JAKARTA – PT Freeport Indonesia mengklaim telah menyetor royalti berupa Penerimaan Negara Bukan Pajak (PNBP) kepada pemerintah sebesar US$151  juta atau setara Rp2 triliun.

Tony Wenas, Executive Vice President Freeport Indonesia, mengungkapkan pembayaran PNBP tahun lalu terdiri dari iuran produksi atau royalti, iuran tetap serta PNBP lainnya, seperti DPKK dan jasa labuh.

“Pada 2017 Freeport membayar US$151 juta atau Rp2 triliun. Kalau dihitung sejak 1992 hingga tahun lalu PNBP yang dibayarkan mencapai US$2,1 miliar atau Rp28 triliun,” kata Tony saat ditemui di Gedung DPR/MPR Jakarta, Selasa (7/3).
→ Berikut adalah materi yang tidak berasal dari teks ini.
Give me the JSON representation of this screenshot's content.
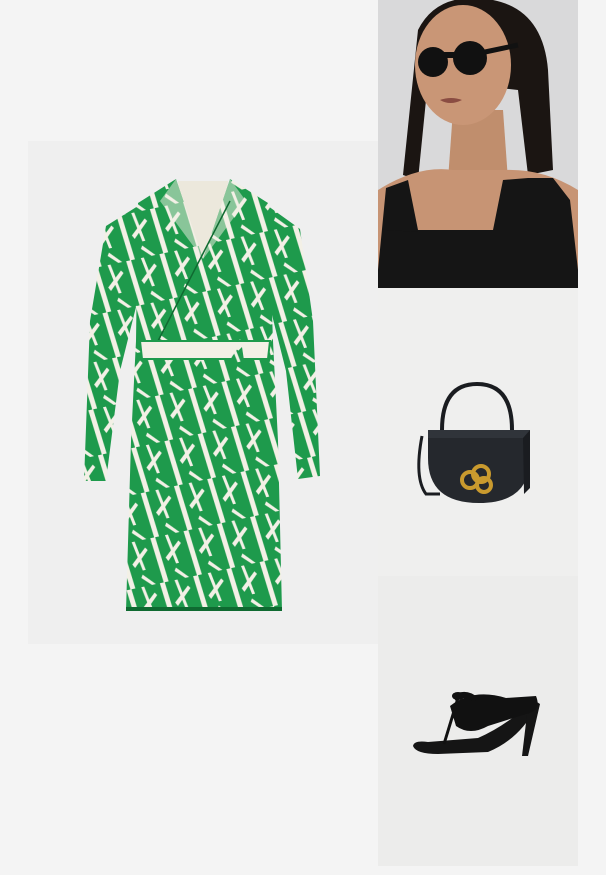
{
  "collage": {
    "products": [
      {
        "id": "dress",
        "kind": "green and white print wrap dress"
      },
      {
        "id": "sunglasses",
        "kind": "model wearing black round sunglasses and black square-neck top"
      },
      {
        "id": "bag",
        "kind": "black leather half-moon handbag with gold knot clasp"
      },
      {
        "id": "sandals",
        "kind": "black leather thong heeled mule sandal"
      }
    ]
  },
  "colors": {
    "page_bg": "#f4f4f4",
    "dress_green": "#1e9a4c",
    "dress_cream": "#f3f0e6",
    "black": "#141414",
    "gold": "#c99a2e"
  }
}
Menurut Tony, sejak Juli 2014 Freeport  telah setuju untuk meningkatkan tarif royalti dan iuran tetap sehingga PNBP menjadi US$172 juta, penerimaan negara lain dan bea keluar US$365 juta sejak 2014-2017.
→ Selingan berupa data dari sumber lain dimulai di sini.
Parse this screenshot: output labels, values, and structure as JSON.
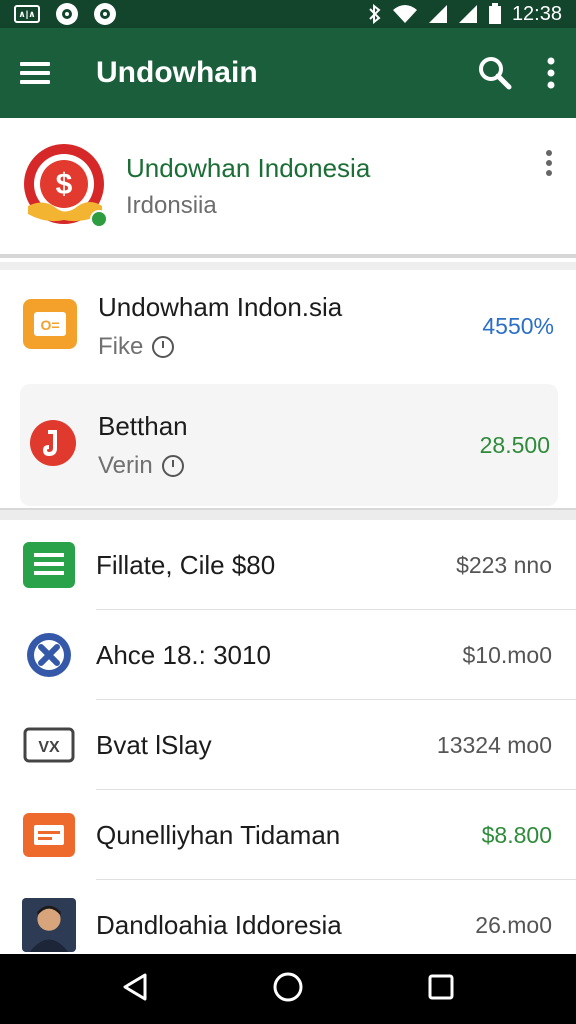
{
  "status_bar": {
    "time": "12:38",
    "left_badge": "∧|∧"
  },
  "app_bar": {
    "title": "Undowhain"
  },
  "profile": {
    "name": "Undowhan Indonesia",
    "subtitle": "Irdonsiia"
  },
  "cards": [
    {
      "title": "Undowham Indon.sia",
      "subtitle": "Fike",
      "value": "4550%",
      "value_color": "#2b6fc6"
    },
    {
      "title": "Betthan",
      "subtitle": "Verin",
      "value": "28.500",
      "value_color": "#2e8b3a"
    }
  ],
  "list": [
    {
      "title": "Fillate, Cile $80",
      "value": "$223 nno",
      "icon": "green-doc-icon",
      "value_color": "#555555"
    },
    {
      "title": "Ahce 18.: 3010",
      "value": "$10.mo0",
      "icon": "blue-cross-icon",
      "value_color": "#555555"
    },
    {
      "title": "Bvat lSlay",
      "value": "13324 mo0",
      "icon": "vx-badge-icon",
      "value_color": "#555555"
    },
    {
      "title": "Qunelliyhan Tidaman",
      "value": "$8.800",
      "icon": "orange-card-icon",
      "value_color": "#2e8b3a"
    },
    {
      "title": "Dandloahia Iddoresia",
      "value": "26.mo0",
      "icon": "person-photo-icon",
      "value_color": "#555555"
    }
  ],
  "colors": {
    "app_bar": "#1b5e3b",
    "status_bar": "#12452c",
    "accent_green": "#2e8b3a",
    "accent_blue": "#2b6fc6"
  }
}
Selain dari setoran PNBP, Freeport  juga telah menyetorkan beberapa kewajiban yang menjadi sumber penerimaan negara lainnya pada tahun lalu, seperti dividen yang sebesar US$135 juta, bea keluar US$82 juta, PPh badan US$ 108 juta serta penerimaan lainnya US$ 280 juta.
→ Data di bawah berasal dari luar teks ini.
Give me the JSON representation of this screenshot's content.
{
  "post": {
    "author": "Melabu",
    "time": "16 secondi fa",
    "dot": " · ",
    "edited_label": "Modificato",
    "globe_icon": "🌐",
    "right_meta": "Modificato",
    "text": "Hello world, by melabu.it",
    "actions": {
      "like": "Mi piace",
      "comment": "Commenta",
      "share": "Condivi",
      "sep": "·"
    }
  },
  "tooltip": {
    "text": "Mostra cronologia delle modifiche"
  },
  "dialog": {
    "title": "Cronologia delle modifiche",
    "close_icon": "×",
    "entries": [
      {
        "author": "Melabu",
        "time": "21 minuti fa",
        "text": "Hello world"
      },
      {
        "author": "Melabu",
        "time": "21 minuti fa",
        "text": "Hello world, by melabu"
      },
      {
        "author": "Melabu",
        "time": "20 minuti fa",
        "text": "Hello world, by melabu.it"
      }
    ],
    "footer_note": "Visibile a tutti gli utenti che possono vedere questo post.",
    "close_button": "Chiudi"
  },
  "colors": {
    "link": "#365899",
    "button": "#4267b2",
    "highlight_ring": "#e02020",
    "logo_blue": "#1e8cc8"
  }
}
“Sehingga total kewajiban yang disetor ditambah PNBP US$251 juta adalah US$756 juta,” ungkap dia.

Jika kontrak diperpanjang, Freeport mengiming-imingi setoran PNBP dengan jumlah besar. Total PNBP diperkirakan untuk 2018 sampai 2041 sebesar US$6 miliar.

Namun hingga sekarang perundingan perpanjangan kontrak belum juga selesai. Freeport bersedia untuk mengikuti target pemerintah Indonesia yang menginginkan perundingan tuntas pada April.

Salah satu poin utama divestasi saham sebesar  51% merupakan PR besar yang disorot banyak pihak karena akhirnya pemerintah memilih untuk membeli hak partisipasi Rio Tinto sebesar 40% di tambang Grasberg, Papua yang dikelola anak usaha Freeport-McMoRan Inc tersebut. 

Tony menegaskan cara untuk divestasi tersebut dipilih sendiri oleh pemerintah Indonesia bukan merupakan usulan Freeport. Bahkan, Freeport tidak diikutsertakan dalam pembahasan akuisisi hak partisipasi Rio Tinto oleh pemerintah Indonesia.

“Kami tidak terlibat pembicaraan antara pemerintah dan Rio Tinto. Bukan kami yang bilang, “Pemerintah beli Rio Tinto saja” tidak begitu,” tandas Tony.(RI)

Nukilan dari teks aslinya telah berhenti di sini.